La situación crítica de Grecia, que paradójicamente no ha hecho sino empeorar desde entonces a pesar de los rescates aplicados y las medidas impuestas, fue el motivo de que arreciaran las presiones sobre España –incluida junto con Portugal, Irlanda y Grecia en el grupo de países puestos en el punto de mira de los analistas económicos bajo el ofensivo acrónimo PIGS-, desde la preocupación por una caída de nuestra economía que pudiera arrastrar al euro a una crisis letal. La disciplina que se nos exigió para salvar la economía y poder responder de nuestra deuda –no sólo la pública, sino también la privada, mucho mayor que la primera- condujo al gobierno a tomar decisiones drásticas en cuanto a recortes de gasto para llegar a 2013 con un déficit público del 3 por ciento del PIB. La cuestión es que con ese recorte se producía una quiebra innegable de la línea seguida hasta ese momento por la acción política del gobierno.
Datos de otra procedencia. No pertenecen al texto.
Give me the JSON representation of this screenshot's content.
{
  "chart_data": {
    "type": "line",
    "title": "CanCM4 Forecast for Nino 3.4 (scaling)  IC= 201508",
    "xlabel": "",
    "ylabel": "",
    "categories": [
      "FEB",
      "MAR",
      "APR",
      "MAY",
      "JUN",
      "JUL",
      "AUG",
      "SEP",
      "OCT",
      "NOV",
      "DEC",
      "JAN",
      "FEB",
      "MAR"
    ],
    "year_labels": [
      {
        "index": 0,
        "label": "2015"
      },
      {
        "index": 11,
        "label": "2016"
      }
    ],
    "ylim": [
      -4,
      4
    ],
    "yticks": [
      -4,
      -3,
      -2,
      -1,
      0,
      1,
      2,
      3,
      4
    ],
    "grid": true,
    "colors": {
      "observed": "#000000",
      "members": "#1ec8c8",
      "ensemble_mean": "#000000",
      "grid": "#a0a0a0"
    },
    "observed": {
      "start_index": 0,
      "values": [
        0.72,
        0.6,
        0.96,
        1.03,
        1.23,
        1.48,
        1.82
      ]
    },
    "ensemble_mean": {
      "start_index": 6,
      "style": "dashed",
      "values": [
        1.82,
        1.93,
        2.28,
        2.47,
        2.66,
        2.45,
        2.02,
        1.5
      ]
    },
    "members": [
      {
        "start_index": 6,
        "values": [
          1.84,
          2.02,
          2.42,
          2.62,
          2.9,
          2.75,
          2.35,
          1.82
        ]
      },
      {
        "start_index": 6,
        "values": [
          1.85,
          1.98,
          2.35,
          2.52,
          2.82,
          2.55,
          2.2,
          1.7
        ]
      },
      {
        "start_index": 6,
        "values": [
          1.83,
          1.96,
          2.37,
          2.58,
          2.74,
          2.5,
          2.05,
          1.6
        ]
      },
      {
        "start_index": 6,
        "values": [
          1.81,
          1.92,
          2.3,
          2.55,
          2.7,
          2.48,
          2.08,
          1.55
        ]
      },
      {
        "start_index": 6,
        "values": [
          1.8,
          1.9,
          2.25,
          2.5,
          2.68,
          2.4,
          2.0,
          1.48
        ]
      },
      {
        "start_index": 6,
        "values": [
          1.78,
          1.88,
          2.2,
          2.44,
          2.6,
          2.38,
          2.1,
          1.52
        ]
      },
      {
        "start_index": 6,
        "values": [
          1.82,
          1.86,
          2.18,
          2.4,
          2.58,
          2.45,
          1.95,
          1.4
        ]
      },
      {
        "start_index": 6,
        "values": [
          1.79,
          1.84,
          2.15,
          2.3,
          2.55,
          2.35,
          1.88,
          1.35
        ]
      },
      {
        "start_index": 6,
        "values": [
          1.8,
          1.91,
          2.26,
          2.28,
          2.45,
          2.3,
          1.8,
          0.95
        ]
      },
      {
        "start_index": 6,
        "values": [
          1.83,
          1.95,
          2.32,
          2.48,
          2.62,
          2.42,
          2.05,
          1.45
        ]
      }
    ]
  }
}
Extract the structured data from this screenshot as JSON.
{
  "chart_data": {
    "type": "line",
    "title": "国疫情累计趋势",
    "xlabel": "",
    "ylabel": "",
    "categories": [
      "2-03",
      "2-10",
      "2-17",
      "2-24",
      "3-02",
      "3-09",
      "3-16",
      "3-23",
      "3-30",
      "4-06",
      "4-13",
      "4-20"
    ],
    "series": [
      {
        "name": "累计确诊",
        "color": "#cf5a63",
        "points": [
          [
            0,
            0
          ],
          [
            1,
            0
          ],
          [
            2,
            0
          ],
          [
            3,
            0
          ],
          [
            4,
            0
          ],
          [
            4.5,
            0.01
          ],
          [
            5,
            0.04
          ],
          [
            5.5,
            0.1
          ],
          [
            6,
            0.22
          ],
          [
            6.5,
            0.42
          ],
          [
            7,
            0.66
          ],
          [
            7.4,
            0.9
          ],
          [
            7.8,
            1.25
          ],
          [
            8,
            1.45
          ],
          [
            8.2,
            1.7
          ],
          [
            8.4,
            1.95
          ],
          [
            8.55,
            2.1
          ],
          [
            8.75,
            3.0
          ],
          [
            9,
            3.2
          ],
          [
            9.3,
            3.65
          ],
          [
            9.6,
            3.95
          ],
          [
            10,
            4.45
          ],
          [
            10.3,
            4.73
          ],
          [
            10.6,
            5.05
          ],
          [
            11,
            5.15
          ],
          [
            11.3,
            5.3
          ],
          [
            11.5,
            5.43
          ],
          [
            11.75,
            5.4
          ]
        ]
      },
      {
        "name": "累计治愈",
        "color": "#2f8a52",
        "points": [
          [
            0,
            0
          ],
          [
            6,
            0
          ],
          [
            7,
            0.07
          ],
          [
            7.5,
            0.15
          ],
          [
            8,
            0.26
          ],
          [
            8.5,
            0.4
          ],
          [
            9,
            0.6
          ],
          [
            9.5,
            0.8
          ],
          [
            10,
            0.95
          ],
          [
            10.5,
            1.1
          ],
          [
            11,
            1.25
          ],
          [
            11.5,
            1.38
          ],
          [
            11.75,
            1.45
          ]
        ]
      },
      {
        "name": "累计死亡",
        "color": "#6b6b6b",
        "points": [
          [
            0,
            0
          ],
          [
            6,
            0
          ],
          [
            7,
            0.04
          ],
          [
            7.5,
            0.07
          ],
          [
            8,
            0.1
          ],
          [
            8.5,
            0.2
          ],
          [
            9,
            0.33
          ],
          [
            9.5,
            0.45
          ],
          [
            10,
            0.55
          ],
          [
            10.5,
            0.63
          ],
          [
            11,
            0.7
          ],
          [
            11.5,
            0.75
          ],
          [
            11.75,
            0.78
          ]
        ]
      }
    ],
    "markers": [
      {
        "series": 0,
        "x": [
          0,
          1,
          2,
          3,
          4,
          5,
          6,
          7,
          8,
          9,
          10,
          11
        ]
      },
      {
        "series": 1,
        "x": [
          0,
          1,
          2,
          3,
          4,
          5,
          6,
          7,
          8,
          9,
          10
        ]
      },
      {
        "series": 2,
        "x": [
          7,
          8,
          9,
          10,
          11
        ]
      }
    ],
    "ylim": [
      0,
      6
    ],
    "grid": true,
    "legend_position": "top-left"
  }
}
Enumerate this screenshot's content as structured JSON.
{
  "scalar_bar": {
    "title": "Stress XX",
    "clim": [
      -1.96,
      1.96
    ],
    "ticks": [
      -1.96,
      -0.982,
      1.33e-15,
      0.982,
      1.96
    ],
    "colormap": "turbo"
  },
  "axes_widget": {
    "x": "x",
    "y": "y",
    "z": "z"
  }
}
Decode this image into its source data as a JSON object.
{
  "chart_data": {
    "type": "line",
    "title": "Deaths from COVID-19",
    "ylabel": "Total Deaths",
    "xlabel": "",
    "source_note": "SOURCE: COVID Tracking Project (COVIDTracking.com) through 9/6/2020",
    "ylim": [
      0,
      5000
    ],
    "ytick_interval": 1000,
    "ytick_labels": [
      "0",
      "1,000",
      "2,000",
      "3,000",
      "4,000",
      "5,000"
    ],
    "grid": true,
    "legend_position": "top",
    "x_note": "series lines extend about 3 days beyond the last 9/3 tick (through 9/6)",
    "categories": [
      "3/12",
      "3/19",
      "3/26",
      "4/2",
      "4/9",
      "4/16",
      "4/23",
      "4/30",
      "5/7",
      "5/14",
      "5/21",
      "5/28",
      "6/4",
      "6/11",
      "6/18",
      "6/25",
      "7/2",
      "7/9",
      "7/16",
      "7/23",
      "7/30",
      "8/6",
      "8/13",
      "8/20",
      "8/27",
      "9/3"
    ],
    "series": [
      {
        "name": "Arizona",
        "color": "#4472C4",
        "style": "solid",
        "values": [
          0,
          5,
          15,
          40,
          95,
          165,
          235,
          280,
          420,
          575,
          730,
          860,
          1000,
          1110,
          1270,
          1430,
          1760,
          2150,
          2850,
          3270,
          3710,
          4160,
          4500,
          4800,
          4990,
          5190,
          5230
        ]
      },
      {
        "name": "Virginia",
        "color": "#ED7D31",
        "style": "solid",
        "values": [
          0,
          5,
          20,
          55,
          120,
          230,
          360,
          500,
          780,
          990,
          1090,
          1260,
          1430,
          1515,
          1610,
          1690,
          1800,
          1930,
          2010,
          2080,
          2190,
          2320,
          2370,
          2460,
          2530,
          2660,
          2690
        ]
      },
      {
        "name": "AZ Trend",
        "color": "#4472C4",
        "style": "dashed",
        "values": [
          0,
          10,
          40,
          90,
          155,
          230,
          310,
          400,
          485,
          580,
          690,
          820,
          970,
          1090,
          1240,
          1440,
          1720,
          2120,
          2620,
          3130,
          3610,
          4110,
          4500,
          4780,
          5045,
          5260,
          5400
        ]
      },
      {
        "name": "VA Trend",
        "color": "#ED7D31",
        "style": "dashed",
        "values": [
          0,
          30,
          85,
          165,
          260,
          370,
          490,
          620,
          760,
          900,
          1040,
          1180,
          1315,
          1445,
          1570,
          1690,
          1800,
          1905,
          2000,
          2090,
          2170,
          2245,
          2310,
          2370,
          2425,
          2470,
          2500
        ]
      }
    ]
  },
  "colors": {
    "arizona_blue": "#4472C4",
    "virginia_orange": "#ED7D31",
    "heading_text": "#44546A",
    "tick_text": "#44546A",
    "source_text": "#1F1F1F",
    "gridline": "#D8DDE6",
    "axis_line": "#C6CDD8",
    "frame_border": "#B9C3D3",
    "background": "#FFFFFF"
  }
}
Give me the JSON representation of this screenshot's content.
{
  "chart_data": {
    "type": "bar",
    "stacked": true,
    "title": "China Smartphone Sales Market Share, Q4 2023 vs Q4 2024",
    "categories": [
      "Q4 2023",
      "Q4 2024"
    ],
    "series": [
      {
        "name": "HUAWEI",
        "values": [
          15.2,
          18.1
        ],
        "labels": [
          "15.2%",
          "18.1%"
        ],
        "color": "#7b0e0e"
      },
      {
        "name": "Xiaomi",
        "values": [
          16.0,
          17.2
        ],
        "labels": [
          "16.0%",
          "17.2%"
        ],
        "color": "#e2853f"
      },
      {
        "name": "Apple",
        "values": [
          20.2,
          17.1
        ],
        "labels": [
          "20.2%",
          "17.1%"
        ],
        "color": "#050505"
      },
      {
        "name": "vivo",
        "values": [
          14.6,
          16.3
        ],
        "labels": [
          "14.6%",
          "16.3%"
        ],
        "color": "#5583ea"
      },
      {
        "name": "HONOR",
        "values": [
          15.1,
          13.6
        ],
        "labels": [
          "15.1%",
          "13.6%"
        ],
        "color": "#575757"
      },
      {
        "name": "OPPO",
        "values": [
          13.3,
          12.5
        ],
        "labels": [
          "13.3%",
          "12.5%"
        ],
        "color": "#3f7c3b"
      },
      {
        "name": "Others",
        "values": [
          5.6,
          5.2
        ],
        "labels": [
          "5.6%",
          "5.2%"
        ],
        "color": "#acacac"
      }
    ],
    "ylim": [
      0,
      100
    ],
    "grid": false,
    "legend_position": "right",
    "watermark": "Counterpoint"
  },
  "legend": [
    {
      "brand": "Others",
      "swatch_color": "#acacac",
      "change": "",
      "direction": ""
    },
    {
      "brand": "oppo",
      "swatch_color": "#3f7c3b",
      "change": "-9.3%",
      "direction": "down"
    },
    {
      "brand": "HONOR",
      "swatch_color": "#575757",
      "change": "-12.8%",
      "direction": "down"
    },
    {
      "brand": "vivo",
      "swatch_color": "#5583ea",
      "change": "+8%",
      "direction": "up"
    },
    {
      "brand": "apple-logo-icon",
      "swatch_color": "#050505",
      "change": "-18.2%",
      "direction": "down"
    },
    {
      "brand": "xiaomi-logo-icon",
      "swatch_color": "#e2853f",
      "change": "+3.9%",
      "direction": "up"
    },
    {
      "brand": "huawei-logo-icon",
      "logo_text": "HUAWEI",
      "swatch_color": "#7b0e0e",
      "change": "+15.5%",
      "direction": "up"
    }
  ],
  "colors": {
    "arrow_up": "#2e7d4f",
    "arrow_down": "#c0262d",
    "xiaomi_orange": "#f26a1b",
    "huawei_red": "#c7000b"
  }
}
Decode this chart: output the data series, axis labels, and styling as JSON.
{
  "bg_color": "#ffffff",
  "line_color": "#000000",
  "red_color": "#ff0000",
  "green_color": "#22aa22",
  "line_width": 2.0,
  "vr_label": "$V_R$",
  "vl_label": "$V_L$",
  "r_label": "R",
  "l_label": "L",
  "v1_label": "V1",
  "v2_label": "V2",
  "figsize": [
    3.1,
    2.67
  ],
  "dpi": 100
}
El intento de reactivar la economía con medidas de corte keynesiano que dinamizaran la demanda quedaba atrás, y con él la perspectiva de encauzar sobre raíles socialdemócratas la salida de la crisis. Las políticas de ajuste venían diseñadas según patrones neoliberales, impuestas desde poderes financieros que, una vez repuestos de sus debilidades gracias al apoyo público, se volvían contra los Estados para hacer recaer sobre ellos y sobre los ciudadanos los costes de una crisis cuyo origen radica en la desregulación de los mercados financieros que los ideólogos del neoliberalismo habían bendecido.
La política de ajuste llevada a cabo por el gobierno de Zapatero para que España no se viera como Grecia, ni como posteriormente se han visto Irlanda o Portugal, ha transcurrido por los estrechos márgenes de una realidad con muy fuertes condicionamientos para la acción política posible, no sólo por los factores estructurales propios de la economía española –sobre todo la crisis de la construcción como principal sector productivo, hipertrofiado por la especulación inmobiliaria, con la terrible consecuencia de un paro enorme sobre millones de trabajadores que él estaban empleados-, sino también por el estrecho campo de juego perfilado en la UE, donde Alemania lleva la batuta de las políticas económicas, acuciada además por la inquietud producida por deudas ajenas de las que la banca germana es acreedora. El caso es que, siendo así, el giro político sufrido por la orientación de la política del gobierno socialista origina un gran desconcierto en la ciudadanía, incluidas las bases electorales del PSOE. La buena intención de salvar como se pueda las políticas sociales, de reforzar incluso algunas medidas de protección social frente al desempleo, no contrarrestan la percepción de que el gobierno, y en especial su presidente, han llevado a cabo un viraje político que aleja de compromisos adquiridos y desdibuja su perfil de izquierda. Previendo esa reacción social, el presidente Zapatero, en su discurso en el Congreso de los Diputados el 12 de mayo de 2010, ya anticipó que aplicaría el plan de ajuste expuesto “cueste lo que cueste” y “cueste lo que me cueste”. ¿Hasta dónde podía llegar ese coste? Hoy lo sabemos. Zapatero ha renunciado a presentarse otra vez como candidato del PSOE, y el partido ha sufrido ya una primera derrota electoral que es primera factura que se paga por la política de ajuste llevada a cabo.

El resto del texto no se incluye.